A draft guidance recently released by the US Food and Drug Administration (FDA) that clarifies ways that sponsors of investigational drugs may voluntarily expand access to the therapy to permit exceptionally ill patients to obtain treatment is winning general praise from some of the life science industry's biggest names, according to comments published to FDA's Federal Register docket.
In May 2013, FDA released two draft guidance documents meant to clarify the process of granting access to trials on a "compassionate use" basis. The main draft guidance, Expanded Access to Investigational Drugs for Treatment Use - Q&As, is meant to clarify many aspects of an existing guidance on the expanded access program.
For example, the document explains how to obtain clearance for expanded use, the information that must be contained in a protocol amendment, the various sub-categories of expanded access, who can request expanded access, the role of the patient and his/her physician in the process, reasons FDA might deny an expanded access request, the involvement of an IRB in the process, how to ensure expanded access doesn't interfere with an existing trial protocol, and the involvement of FDA and the sponsor in the process.
A second draft guidance, Charging for Investigational Drugs under an Investigational New Drug Application, is meant to define when it is acceptable to obtain compensation for expanded access, and is closely related to the first guidance.
The former guidance document has won strong praise from several industry groups, including the Association of Clinical Research Professionals (ACRP), the American Society of Clinical Oncology (ASCO) and the Biotechnology Industry Organization (BIO), but both BIO and ASCO said they had ideas on how to improve upon the existing language.
In comments submitted on 8 July 2013, BIO wrote that, "In general, the draft guidance is well written and provides very useful clarification of the implementation of FDA's regulations on expanded access to investigational drugs for treatment use under an investigational new drug application (IND)."

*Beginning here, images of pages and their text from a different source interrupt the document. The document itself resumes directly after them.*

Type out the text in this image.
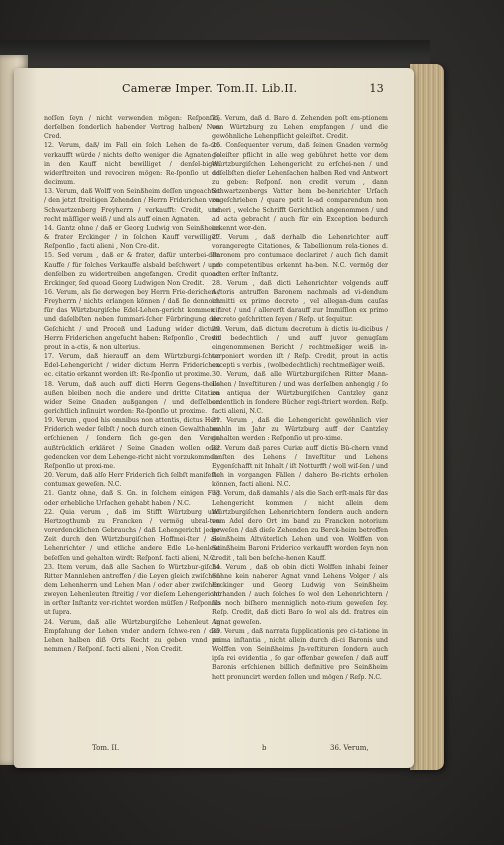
Cameræ Imper. Tom.II. Lib.II.	13

noſſen ſeyn / nicht verwenden mögen: Reſponſio, derſelben ſonderlich habender Vertrag halben/ Non Cred.

12. Verum, daß/ im Fall ein ſolch Lehen de fa-cto verkaufft würde / nichts deſto weniger die Agnaten ſo in den Kauff nicht bewilliget / denſel-bigen widerſtreiten und revociren mögen: Re-ſponſio ut ad decimum.

13. Verum, daß Wolff von Seinßheim deſſen ungeachtet / den jetzt ſtreitigen Zehenden / Herrn Friderichen von Schwartzenberg Freyherrn / verkaufft: Credit, und recht mäſſiger weiß / und als auff einen Agnaten.

14. Gantz ohne / daß er Georg Ludwig von Seinßheim & frater Erckinger / in ſolchen Kauff verwilliget: Reſponſio , facti alieni , Non Cre-dit.

15. Sed verum , daß er & frater, dafür unterbei-den Kauffe / für ſolches Verkauffe alsbald beſchwert / und denſelben zu widertreiben angefangen. Credit quoad Erckinger, ſed quoad Georg Ludwigen Non Credit.

16. Verum, als ſie derwegen bey Herrn Frie-derichen / Freyherrn / nichts erlangen können / daß ſie dennoch für das Würtzburgiſche Edel-Lehen-gericht kommen / und daſelbſten neben ſummari-ſcher Fürbringung der Geſchicht / und Proceß und Ladung wider dictum Herrn Friderichen angeſucht haben: Reſponſio , Credit prout in a-ctis, & non ulterius.

17. Verum, daß hierauff an dem Würtzburgi-ſchen Edel-Lehengericht / wider dictum Herrn Friderichen ec. citatio erkannt worden iſt: Re-ſponſio ut proxime.

18. Verum, daß auch auff dicti Herrn Gegens-theils außen bleiben noch die andere und dritte Citation wider Seine Gnaden außgangen / und deſſelben gerichtlich inſinuirt worden: Re-ſponſio ut proxime.

19. Verum , quod his omnibus non attentis, dictus Herr Friderich weder ſelbſt / noch durch einen Gewalthaber erſchienen / ſondern ſich ge-gen den Verein außtrücklich erkläret / Seine Gnaden wollen oder gedencken vor dem Lehenge-richt nicht vorzukommen: Reſponſio ut proxi-me.

20. Verum, daß alſo Herr Friderich ſich ſelbſt manifeſte contumax geweſen. N.C.

21. Gantz ohne, daß S. Gn. in ſolchem einigen Fug oder erhebliche Urſachen gehabt haben / N.C.

22. Quia verum , daß im Stifft Würtzburg und Hertzogthumb zu Francken / vermög ubral-ten vorerdencklichen Gebrauchs / daß Lehengericht jeder Zeit durch den Würtzburgiſchen Hoffmei-ſter / als Lehenrichter / und etliche andere Edle Le-henleut beſeſſen und gehalten wirdt: Reſponſ. facti alieni, N.C.

23. Item verum, daß alle Sachen ſo Würtzbur-giſche Ritter Mannlehen antreffen / die Leyen gleich zwiſchen dem Lehenherrn und Lehen Man / oder aber zwiſchen zweyen Lehenleuten ſtreitig / vor dieſem Lehengericht in erſter Inſtantz ver-richtet worden müſſen / Reſponſio ut ſupra.

24. Verum, daß alle Würtzburgiſche Lehenleut in Empfahung der Lehen vnder andern ſchwe-ren / der Lehen halben diß Orts Recht zu geben vnnd zu nemmen / Reſponſ. facti alieni , Non Credit.

25. Verum, daß d. Baro d. Zehenden poſt em-ptionem von Würtzburg zu Lehen empfangen / und die gewöhnliche Lehenpflicht geleiſtet. Credit.

26. Conſequenter verum, daß ſeinen Gnaden vermög geleiſter pflicht in alle weg gebühret hette vor dem Würtzburgiſchen Lehengericht zu erſchei-nen / und daſelbſten dieſer Lehenſachen halben Red vnd Antwort zu geben: Reſponſ. non credit verum , dann Schwartzenbergs Vatter hem be-henrichter Urſach zugeſchrieben / quare petit le-ad comparendum non teneri , welche Schrifft Gerichtlich angenommen / und ad acta gebracht / auch für ein Exception bedurch erkennt wor-den.

27. Verum , daß derhalb die Lehenrichter auff vorangeregte Citationes, & Tabellionum rela-tiones d. Baronem pro contumace declariret / auch ſich damit pro competentibus erkennt ha-ben. N.C. vermög der acten erſter Inſtantz.

28. Verum , daß dicti Lehenrichter volgends auff Actoris antruffen Baronem nachmals ad vi-dendum immitti ex primo decreto , vel allegan-dum cauſas citiret / und / allererſt darauff zur Immiſſion ex primo decreto geſchritten ſeyen / Reſp. ut ſequitur.

29. Verum, daß dictum decretum à dictis iu-dicibus / vol bedechtlich / und auff juvor genugſam eingenommenen Bericht / rechtmeßiger weiß in-terponiert worden iſt / Reſp. Credit, prout in actis excepti s verbis , (wolbedechtlich) rechtmeßiger weiß.

30. Verum, daß alle Würtzburgiſchen Ritter Mann-Lehen / Inveſtituren / und was derſelben anhengig / ſo zu antiqua der Würtzburgiſchen Cantzley ganz ordentlich in ſondere Bücher regi-ſtriert worden. Reſp. facti alieni, N.C.

31. Verum , daß die Lehengericht gewöhnlich vier mahln im Jahr zu Würtzburg auff der Cantzley gehalten werden : Reſponſio ut pro-xime.

32. Verum daß pares Curiæ auff dictis Bü-chern vnnd ſonſten des Lehens / Inveſtitur und Lehens Eygenſchafft nit Inhalt / iſt Notturfft / woll wiſ-ſen / und ſich in vorgangen Fällen / dahero Be-richts erholen können, facti alieni. N.C.

33. Verum, daß damahls / als die Sach erſt-mals für das Lehengericht kommen / nicht allein dem Würtzburgiſchen Lehenrichtern ſondern auch andern vom Adel dero Ort im band zu Francken notorium geweſen / daß dieſe Zehenden zu Berck-heim betroffen Seinßheim Altväterlich Lehen und von Wolffen von Seinßheim Baroni Friderico verkaufft worden ſeyn non credit , tali ben beſche-henen Kauff.

34. Verum , daß ob obin dicti Wolffen inhabi ſeiner Söhne kein naherer Agnat vnnd Lehens Volger / als Erckinger und Georg Ludwig von Seinßheim vorhanden / auch ſolches ſo wol den Lehenrichtern / als noch biſhero menniglich noto-rium geweſen ſey. Reſp. Credit, daß dicti Baro ſo wol als dd. fratres ein Agnat geweſen.

35. Verum , daß narrata ſupplicationis pro ci-tatione in prima inſtantia , nicht allein durch di-ci Baronis und Wolffen von Seinßheims Jn-veſtituren ſondern auch ipſa rei evidentia , ſo gar offenbar geweſen / daß auff Baronis erſchienen billich definitive pro Seinßheim hett pronuncirt werden ſollen und mögen / Reſp. N.C.

Tom. II.	b	36. Verum,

However, BIO said the guidance failed to offer "adequate information on the appropriate design of an expanded access protocol," leaving several areas without sufficient clarity. For example, the term "intermediate-sized population" goes undefined in the guidance, as does the specific information required in an access IND to assess safety risks when no other IND is currently in effect.
Further, the various types of INDs are not well-defined, BIO said, noting that some patients would appear to meet multiple definitions, and that a treatment protocol may expand over time, altering their definition under the section. Further clarity was requested from FDA.
BIO also highlighted lines 78-85 of the guidance, which it said used language that differed from that in the regulation on which the guidance is formulated. The regulation, BIO said, refers to treatment protocols, while FDA refers to them as access protocols. Consistent terminology would prevent potential confusion, BIO wrote, and recommended the terms be changed.
ASCO also weighed in on the guidance, arguing that the language used in the guidance was relatively advanced given that many patients and physicians would be likely to reference the document. Ordinarily, guidance documents are most referenced by life science industry professionals, and typically those in the manufacturing or clinical trials sector. "The use of regulatory language only serves to further confusion surrounding this topic," ASCO wrote, noting a separate document for patients might prove useful. The logical flow of the document was also seen as in need of improvement.